La formalisation des droits fonciers via des titres ou certificats peut sécuriser la tenure foncière des communautés. Des programmes de cartographie participative et d’enregistrement des droits coutumiers ont été mis en place, notamment au Bénin.
Le rôle de la société civile et des ONG
Face aux lacunes des systèmes juridiques, la société civile joue un rôle crucial dans la défense des droits fonciers des communautés :
Les ONG apportent un soutien juridique aux communautés affectées, les aidant à faire valoir leurs droits devant les tribunaux. Elles documentent les cas d’accaparement et mènent des campagnes de plaidoyer.
Des réseaux transnationaux se sont constitués pour coordonner les actions de lutte contre l’accaparement des terres. La Coalition internationale pour l’accès à la terre regroupe plus de 250 organisations dans 78 pays.
Des initiatives comme l’Observatoire mondial de l’accaparement des terres permettent de collecter des données et de sensibiliser l’opinion publique sur ce phénomène.

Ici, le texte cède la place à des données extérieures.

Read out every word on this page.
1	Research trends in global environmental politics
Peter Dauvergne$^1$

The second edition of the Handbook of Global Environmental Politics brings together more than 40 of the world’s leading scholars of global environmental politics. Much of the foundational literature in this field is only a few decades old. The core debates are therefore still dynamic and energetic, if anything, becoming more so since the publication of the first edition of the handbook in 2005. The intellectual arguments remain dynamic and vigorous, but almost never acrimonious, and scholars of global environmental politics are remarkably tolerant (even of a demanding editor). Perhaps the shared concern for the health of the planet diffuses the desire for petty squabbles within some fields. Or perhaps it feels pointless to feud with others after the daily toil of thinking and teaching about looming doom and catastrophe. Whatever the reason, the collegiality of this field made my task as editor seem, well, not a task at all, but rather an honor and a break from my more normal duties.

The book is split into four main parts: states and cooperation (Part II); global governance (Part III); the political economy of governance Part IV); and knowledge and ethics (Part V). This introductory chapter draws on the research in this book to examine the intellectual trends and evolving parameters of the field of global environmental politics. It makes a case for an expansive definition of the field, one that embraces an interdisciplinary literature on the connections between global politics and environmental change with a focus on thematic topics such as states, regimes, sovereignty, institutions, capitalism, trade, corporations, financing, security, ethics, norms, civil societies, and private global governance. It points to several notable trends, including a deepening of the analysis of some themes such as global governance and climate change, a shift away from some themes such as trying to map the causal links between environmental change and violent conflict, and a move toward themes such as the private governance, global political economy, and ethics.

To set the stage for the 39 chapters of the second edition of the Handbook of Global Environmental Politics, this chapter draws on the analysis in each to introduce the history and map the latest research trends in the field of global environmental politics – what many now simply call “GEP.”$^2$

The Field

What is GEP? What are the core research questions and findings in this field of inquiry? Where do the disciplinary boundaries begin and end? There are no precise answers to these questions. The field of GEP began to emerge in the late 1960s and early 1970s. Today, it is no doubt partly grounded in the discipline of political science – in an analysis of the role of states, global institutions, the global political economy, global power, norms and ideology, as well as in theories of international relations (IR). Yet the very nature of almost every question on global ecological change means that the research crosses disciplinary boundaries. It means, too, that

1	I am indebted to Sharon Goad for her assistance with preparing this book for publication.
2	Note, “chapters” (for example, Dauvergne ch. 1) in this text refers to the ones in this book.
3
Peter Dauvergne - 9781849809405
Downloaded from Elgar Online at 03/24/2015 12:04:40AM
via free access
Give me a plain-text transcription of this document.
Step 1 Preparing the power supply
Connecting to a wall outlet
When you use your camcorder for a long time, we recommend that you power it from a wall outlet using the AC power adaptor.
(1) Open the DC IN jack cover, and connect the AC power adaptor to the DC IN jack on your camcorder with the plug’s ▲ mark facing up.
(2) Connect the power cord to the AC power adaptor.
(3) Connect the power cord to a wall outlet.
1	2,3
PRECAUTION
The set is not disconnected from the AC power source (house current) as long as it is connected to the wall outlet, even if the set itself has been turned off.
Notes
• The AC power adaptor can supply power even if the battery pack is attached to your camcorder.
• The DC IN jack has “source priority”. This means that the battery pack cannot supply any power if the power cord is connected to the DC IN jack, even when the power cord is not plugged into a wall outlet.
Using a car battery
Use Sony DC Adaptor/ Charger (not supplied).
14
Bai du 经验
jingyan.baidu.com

Les défis de la mise en œuvre effective des protections juridiques
Malgré l’existence d’instruments juridiques, leur mise en œuvre effective reste un défi majeur :
Le manque de moyens des administrations foncières limite l’application des lois sur le terrain. La corruption et le clientélisme favorisent parfois les investisseurs au détriment des communautés.
L’analphabétisme juridique des populations rurales et le coût élevé des procédures judiciaires freinent l’accès à la justice. Des programmes d’éducation juridique et d’aide juridictionnelle sont nécessaires.
Les conflits entre droit coutumier et droit moderne compliquent la reconnaissance des droits fonciers traditionnels. Un travail d’harmonisation juridique s’impose dans de nombreux pays.
Le manque de données fiables sur les régimes fonciers coutumiers rend difficile leur protection. Des efforts de cartographie participative sont à poursuivre.
Vers un renforcement de la protection juridique des communautés
Face à ces défis, plusieurs pistes se dégagent pour renforcer la protection juridique des communautés :
L’adoption de lois spécifiques sur les droits fonciers communautaires, comme l’a fait le Liberia en 2018, permet de mieux encadrer leur reconnaissance et leur protection.
Le développement de mécanismes de recours transnationaux, à l’image du Mécanisme de plainte de la Banque mondiale, offre de nouvelles voies de recours aux communautés.
Le renforcement des capacités des acteurs locaux (autorités, société civile, communautés) est essentiel pour une meilleure application des lois sur le terrain.
L’élaboration de directives contraignantes sur les investissements fonciers responsables au niveau international permettrait d’encadrer plus strictement les pratiques des investisseurs.
La protection juridique des communautés face à l’accaparement des terres reste un défi majeur. Si des progrès ont été réalisés, avec l’adoption d’instruments juridiques innovants, leur mise en œuvre effective nécessite une mobilisation continue de tous les acteurs. Le renforcement des capacités locales et l’amélioration de l’accès à la justice sont des priorités pour garantir aux communautés la maîtrise de leurs terres et ressources.